To kick off the biannual meeting, on the morning of Tuesday the 21st we were given a tour of the PACT facilities at Cranfield university. While looking at presentations and listening to talks is fine, it’s always nice to see some of the actual apparatus which we use to carry out all this research. I have visited the PACT facility at Sheffield several times, but wasn’t too familiar with what goes on at Cranfield, and I’m sure some of the other visitors were in that same situation.
While PACT at Beighton tends to focus primarily on combustion technologies and PCC using amines, the Cranfield facilities are fairly diverse. As a former chemist who is now attempting to be an engineer, one rig which I found quite interesting was the chemical looping combustion rig. This 50kw plant uses metal oxygen carriers which act as a source of O2 for the combustion, essentially acting analogously to oxyfuel combustion without the need for an expensive air separation unit. The metal is then re-oxidised in a separate chamber.

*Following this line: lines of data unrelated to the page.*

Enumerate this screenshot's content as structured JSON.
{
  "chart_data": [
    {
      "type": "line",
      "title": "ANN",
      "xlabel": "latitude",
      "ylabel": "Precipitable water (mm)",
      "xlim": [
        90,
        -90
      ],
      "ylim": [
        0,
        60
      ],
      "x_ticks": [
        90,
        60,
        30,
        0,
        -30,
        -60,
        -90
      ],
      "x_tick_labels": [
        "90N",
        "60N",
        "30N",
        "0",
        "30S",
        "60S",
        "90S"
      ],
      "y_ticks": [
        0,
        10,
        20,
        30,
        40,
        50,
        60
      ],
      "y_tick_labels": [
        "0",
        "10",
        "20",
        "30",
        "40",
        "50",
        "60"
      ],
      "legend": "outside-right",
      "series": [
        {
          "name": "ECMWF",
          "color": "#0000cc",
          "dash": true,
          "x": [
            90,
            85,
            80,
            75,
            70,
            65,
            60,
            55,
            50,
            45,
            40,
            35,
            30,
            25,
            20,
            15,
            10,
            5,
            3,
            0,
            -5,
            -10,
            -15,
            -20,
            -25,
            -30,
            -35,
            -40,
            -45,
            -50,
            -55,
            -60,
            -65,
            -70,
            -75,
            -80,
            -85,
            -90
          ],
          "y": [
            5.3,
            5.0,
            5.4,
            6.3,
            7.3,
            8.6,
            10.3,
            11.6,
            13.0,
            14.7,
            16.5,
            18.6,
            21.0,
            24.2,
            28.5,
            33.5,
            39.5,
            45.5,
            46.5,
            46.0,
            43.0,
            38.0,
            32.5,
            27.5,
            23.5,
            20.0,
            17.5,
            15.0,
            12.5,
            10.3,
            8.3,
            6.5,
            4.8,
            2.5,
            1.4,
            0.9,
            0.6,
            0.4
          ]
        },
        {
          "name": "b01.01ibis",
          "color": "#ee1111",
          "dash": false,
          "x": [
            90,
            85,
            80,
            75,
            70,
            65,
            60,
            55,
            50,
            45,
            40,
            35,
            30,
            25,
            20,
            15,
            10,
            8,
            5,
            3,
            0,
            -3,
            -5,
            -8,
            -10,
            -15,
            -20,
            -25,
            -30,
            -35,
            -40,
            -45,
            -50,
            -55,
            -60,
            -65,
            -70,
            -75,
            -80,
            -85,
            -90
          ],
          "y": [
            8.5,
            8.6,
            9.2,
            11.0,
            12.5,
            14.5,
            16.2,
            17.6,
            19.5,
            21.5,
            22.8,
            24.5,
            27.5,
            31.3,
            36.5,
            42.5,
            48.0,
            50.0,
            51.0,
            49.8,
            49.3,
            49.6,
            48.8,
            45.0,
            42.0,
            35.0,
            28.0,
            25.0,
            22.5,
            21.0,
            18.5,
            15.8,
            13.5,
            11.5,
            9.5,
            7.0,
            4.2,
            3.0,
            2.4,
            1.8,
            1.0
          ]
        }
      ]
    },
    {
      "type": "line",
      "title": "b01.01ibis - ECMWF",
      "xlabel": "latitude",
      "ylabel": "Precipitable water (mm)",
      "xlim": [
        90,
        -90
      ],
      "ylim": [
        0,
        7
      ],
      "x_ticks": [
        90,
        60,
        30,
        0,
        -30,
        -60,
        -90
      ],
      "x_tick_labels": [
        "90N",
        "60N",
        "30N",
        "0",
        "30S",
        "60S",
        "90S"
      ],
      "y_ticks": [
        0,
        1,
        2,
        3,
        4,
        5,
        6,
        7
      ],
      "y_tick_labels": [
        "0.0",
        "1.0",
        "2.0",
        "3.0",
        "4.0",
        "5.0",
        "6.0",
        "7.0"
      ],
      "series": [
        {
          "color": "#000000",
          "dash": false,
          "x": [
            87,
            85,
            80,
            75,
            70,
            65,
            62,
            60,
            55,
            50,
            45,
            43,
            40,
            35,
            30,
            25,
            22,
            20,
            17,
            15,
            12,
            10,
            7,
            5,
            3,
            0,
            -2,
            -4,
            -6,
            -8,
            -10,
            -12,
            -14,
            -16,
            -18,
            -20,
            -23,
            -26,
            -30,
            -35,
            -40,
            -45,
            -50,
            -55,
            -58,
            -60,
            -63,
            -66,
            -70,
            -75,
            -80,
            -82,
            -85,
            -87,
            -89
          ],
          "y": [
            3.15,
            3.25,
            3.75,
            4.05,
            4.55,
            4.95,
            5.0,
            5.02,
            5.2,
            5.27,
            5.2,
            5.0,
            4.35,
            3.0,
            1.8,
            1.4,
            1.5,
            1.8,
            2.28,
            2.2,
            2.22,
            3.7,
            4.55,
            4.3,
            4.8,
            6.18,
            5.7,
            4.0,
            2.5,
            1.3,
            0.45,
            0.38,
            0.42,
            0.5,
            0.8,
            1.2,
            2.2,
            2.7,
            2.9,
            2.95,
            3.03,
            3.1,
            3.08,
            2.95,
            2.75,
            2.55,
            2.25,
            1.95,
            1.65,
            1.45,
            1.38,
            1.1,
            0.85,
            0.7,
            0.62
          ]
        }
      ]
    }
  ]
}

The challenge comes in finding a suitable metal material which can be used cycle after cycle after cycle, or one which is cheap enough to easily replace, and if you were to ask the researchers working on this technology they would affirm that this is a non-trivial task!
The Cranfield PACT facility also contains the UK’s largest fluidised bed test system, a 200kW unit used for the gasification of solid fuels (coal, biomass) and with the ability to run both in air-fired and oxyfuel modes. Further down the line, we may need to understand and implement carbon-negative power generation options, and this test facility allows researchers to investigate one potential solution – oxyfuel combustion on biomass. A second 150kW fluidised bed system is also available, and is used to investigate pulverised fuel technologies including the co-firing of coal and biomass, with the intention of increasing efficiency. The final combustion technology apparatus at Cranfield is a gas turbine, which is currently being upgraded to function at temperatures up to 1500oC.
However, it isn’t only capture and combustion which are investigated at Cranfield PACT. The CO2 transport rig allows researchers to investigate the relatively unknown art of pumping supercritical CO2 over potentially hundreds of miles. Research focuses on developing new materials and corrosion inhibiters which can extend the lifetime and ensure the safety of pipelines for CO2 transport to the injection site.